Farmers call for beef strategy
ICSA president Malcolm Thompson, called on the incoming Agriculture and Food Minister, who will be named in the Cabinet reshuffle next Wednesday, to prioritise such a move.
He said beef prices are deplorable and farmers need a long-term strategy to deal with recurring beef crises.
“We cannot go from one dispute to the next - this is no way to operate a modern business,” he said.
Mr Thompson said the ICSA is proposing that all players involved in the production, processing and sale of beef would sit on a permanent beef strategy board. “This group would review and revise strategy on an ongoing basis. Not enough is being done to ensure that we have adequate and suitable markets for beef,” he said.
Mr Thompson said meat processors must realise that farmers cannot sustain the uncertainty and heavy losses associated with producing below cost.
“Farmers will have no option but to cut production as soon as decoupling comes in unless there is an immediate move to doing business a better way,” he said.

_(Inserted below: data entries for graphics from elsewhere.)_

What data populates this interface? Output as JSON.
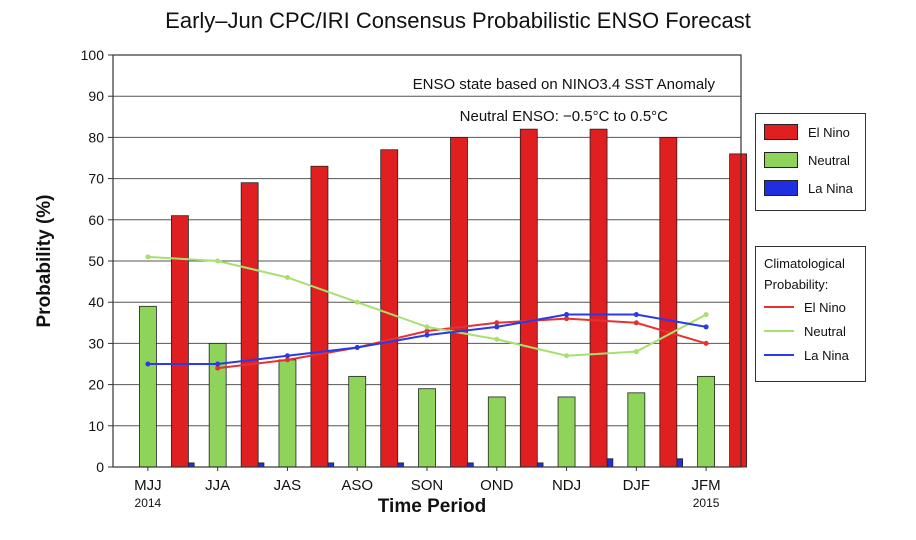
{
  "chart_data": {
    "type": "bar",
    "title": "Early–Jun CPC/IRI Consensus Probabilistic ENSO Forecast",
    "xlabel": "Time Period",
    "ylabel": "Probability (%)",
    "ylim": [
      0,
      100
    ],
    "yticks": [
      0,
      10,
      20,
      30,
      40,
      50,
      60,
      70,
      80,
      90,
      100
    ],
    "grid": true,
    "categories": [
      "MJJ",
      "JJA",
      "JAS",
      "ASO",
      "SON",
      "OND",
      "NDJ",
      "DJF",
      "JFM"
    ],
    "category_sublabels": [
      "2014",
      "",
      "",
      "",
      "",
      "",
      "",
      "",
      "2015"
    ],
    "series": [
      {
        "name": "La Nina",
        "color": "#1f2fe0",
        "values": [
          0,
          1,
          1,
          1,
          1,
          1,
          1,
          2,
          2
        ]
      },
      {
        "name": "Neutral",
        "color": "#8fd45a",
        "values": [
          39,
          30,
          26,
          22,
          19,
          17,
          17,
          18,
          22
        ]
      },
      {
        "name": "El Nino",
        "color": "#e02020",
        "values": [
          61,
          69,
          73,
          77,
          80,
          82,
          82,
          80,
          76
        ]
      }
    ],
    "climatology": {
      "title": "Climatological Probability:",
      "series": [
        {
          "name": "El Nino",
          "color": "#e83030",
          "values": [
            null,
            24,
            26,
            29,
            33,
            35,
            36,
            35,
            30
          ]
        },
        {
          "name": "Neutral",
          "color": "#a8e070",
          "values": [
            51,
            50,
            46,
            40,
            34,
            31,
            27,
            28,
            37
          ]
        },
        {
          "name": "La Nina",
          "color": "#2a3ae8",
          "values": [
            25,
            25,
            27,
            29,
            32,
            34,
            37,
            37,
            34
          ]
        }
      ]
    },
    "annotations": [
      "ENSO state based on NINO3.4 SST Anomaly",
      "Neutral ENSO: −0.5°C to 0.5°C"
    ]
  },
  "legend": {
    "bars": [
      {
        "label": "El Nino",
        "color": "#e02020"
      },
      {
        "label": "Neutral",
        "color": "#8fd45a"
      },
      {
        "label": "La Nina",
        "color": "#1f2fe0"
      }
    ],
    "clim_title_1": "Climatological",
    "clim_title_2": "Probability:",
    "lines": [
      {
        "label": "El Nino",
        "color": "#e83030"
      },
      {
        "label": "Neutral",
        "color": "#a8e070"
      },
      {
        "label": "La Nina",
        "color": "#2a3ae8"
      }
    ]
  }
}
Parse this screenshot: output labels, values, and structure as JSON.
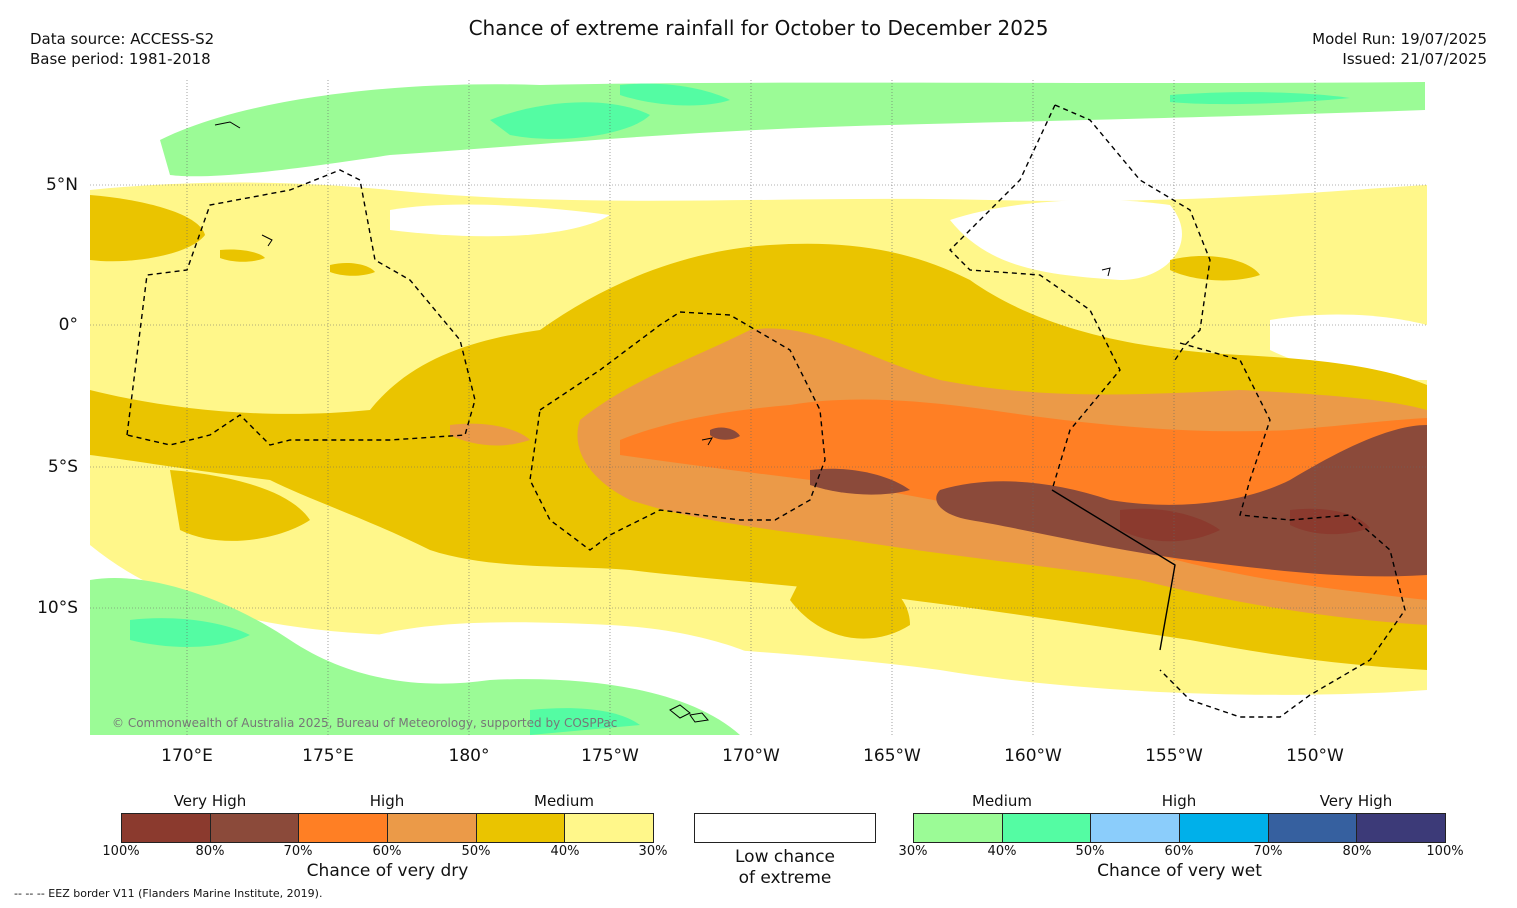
{
  "header": {
    "title": "Chance of extreme rainfall for October to December 2025",
    "data_source": "Data source: ACCESS-S2",
    "base_period": "Base period: 1981-2018",
    "model_run": "Model Run: 19/07/2025",
    "issued": "Issued: 21/07/2025"
  },
  "map": {
    "lat_labels": [
      "5°N",
      "0°",
      "5°S",
      "10°S"
    ],
    "lon_labels": [
      "170°E",
      "175°E",
      "180°",
      "175°W",
      "170°W",
      "165°W",
      "160°W",
      "155°W",
      "150°W"
    ],
    "copyright": "© Commonwealth of Australia 2025, Bureau of Meteorology, supported by COSPPac",
    "colors": {
      "dry_100_80": "#8b3a2e",
      "dry_80_70": "#8b4a3a",
      "dry_70_60": "#ff7f24",
      "dry_60_50": "#eb9a48",
      "dry_50_40": "#eac400",
      "dry_40_30": "#fff78a",
      "wet_30_40": "#9bfb96",
      "wet_40_50": "#54fca3",
      "wet_50_60": "#8bcdfb",
      "wet_60_70": "#00b0ea",
      "wet_70_80": "#36609f",
      "wet_80_100": "#3c3a78"
    }
  },
  "legend": {
    "dry": {
      "categories": [
        "Very High",
        "High",
        "Medium"
      ],
      "ticks": [
        "100%",
        "80%",
        "70%",
        "60%",
        "50%",
        "40%",
        "30%"
      ],
      "title": "Chance of very dry",
      "colors": [
        "#8b3a2e",
        "#8b4a3a",
        "#ff7f24",
        "#eb9a48",
        "#eac400",
        "#fff78a"
      ]
    },
    "low": {
      "line1": "Low chance",
      "line2": "of extreme"
    },
    "wet": {
      "categories": [
        "Medium",
        "High",
        "Very High"
      ],
      "ticks": [
        "30%",
        "40%",
        "50%",
        "60%",
        "70%",
        "80%",
        "100%"
      ],
      "title": "Chance of very wet",
      "colors": [
        "#9bfb96",
        "#54fca3",
        "#8bcdfb",
        "#00b0ea",
        "#36609f",
        "#3c3a78"
      ]
    }
  },
  "footnote": "--  --  -- EEZ border V11 (Flanders Marine Institute, 2019)."
}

As beef farmers countrywide prepare to stage a national day of protest on Monday, the IFA deputy president RuaidhrĂ Deasy said there is real anger among cattle farmers at the way meat factories have cut prices.
Fine Gael spokesperson Billy Timmins called on the Minister for Agriculture to examine the possibility of extending the slaughter premium into the early months of 2005.
“Part of the reason for the over-supply of cattle is farmers’ anxiety that they will lose their slaughter premium. This problem is going to get worse. One way to alleviate the pressure on farmers would be to extend the slaughter premium,” he said.